Komisyon ve Encümen Faaliyetleri
Mecliste İrşat, Şeriye ve Evkaf, Adliye, Kanun-ı Esasi ve Memurin-i Muhakemat encümenlerinde çalıştı. Memurin-i Muhakemat Encümeni başkanlığı yaparak 700 kadar işlem sonuçlandırdı. İkinci Grup veya Birinci Grup’a dahil olduğu yönünde farklı kaynak görüşleri vardır. “Bazı Hatırat” adlı defterinde TBMM ve dönemin günlük yaşamı hakkında notlar tutmuştur.

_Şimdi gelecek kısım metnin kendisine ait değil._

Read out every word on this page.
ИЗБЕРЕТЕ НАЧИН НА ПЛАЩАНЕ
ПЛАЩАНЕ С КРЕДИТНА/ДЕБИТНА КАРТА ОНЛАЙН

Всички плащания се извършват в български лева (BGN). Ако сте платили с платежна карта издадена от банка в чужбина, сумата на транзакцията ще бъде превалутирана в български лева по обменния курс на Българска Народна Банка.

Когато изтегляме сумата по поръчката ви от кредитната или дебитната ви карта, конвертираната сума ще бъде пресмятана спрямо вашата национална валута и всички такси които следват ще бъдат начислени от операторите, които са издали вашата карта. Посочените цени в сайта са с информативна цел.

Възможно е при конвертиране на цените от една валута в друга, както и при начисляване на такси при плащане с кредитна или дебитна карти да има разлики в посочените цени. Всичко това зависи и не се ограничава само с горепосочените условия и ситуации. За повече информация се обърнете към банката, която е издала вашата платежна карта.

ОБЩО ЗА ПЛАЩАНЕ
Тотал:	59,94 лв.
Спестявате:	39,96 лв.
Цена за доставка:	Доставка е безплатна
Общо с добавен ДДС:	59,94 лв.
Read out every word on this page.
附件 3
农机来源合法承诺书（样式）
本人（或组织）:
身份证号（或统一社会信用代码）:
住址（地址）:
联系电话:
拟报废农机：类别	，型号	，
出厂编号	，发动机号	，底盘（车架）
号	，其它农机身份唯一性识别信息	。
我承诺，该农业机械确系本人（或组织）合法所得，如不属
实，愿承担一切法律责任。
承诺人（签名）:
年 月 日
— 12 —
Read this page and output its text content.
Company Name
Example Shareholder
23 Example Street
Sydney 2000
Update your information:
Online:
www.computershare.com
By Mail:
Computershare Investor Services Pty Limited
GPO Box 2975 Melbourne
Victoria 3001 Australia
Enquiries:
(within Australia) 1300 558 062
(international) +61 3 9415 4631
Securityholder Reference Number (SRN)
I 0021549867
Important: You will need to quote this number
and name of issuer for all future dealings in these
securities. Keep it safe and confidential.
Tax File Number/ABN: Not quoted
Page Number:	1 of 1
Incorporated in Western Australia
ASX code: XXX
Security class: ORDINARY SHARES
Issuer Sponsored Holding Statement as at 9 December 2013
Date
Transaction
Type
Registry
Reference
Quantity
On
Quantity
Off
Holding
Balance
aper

TBMM II. Dönem Faaliyetleri
1923 seçimlerinde tekrar milletvekili seçildi. 1924 ve 1925 yıllarında Meclis Başkanvekili olarak görev aldı. Toplam 84 farklı konuda konuşma yaptı. Nizamname-i Dahili Encümeninde görev yaptı. Meclis şubelerinde görev aldı ve başkanvekilliği nedeniyle encümen faaliyetlerinde daha az yer aldı. Memleketini sık sık ziyaret etti.
Ölümü ve Sonrası
30 Eylül 1926 tarihinde Alucra’dan Şebinkarahisar’a dönerken geçirdiği trafik kazasında hayatını kaybetti. Kaza yeri olan Toplukonak köyü yakınlarına “Sururi Bey Yokuşu” adı verilmiştir. Evli ve dört çocuk babasıydı. Vefatının ardından ailesine maaş bağlanması için TBMM’ye teklif verilmiştir.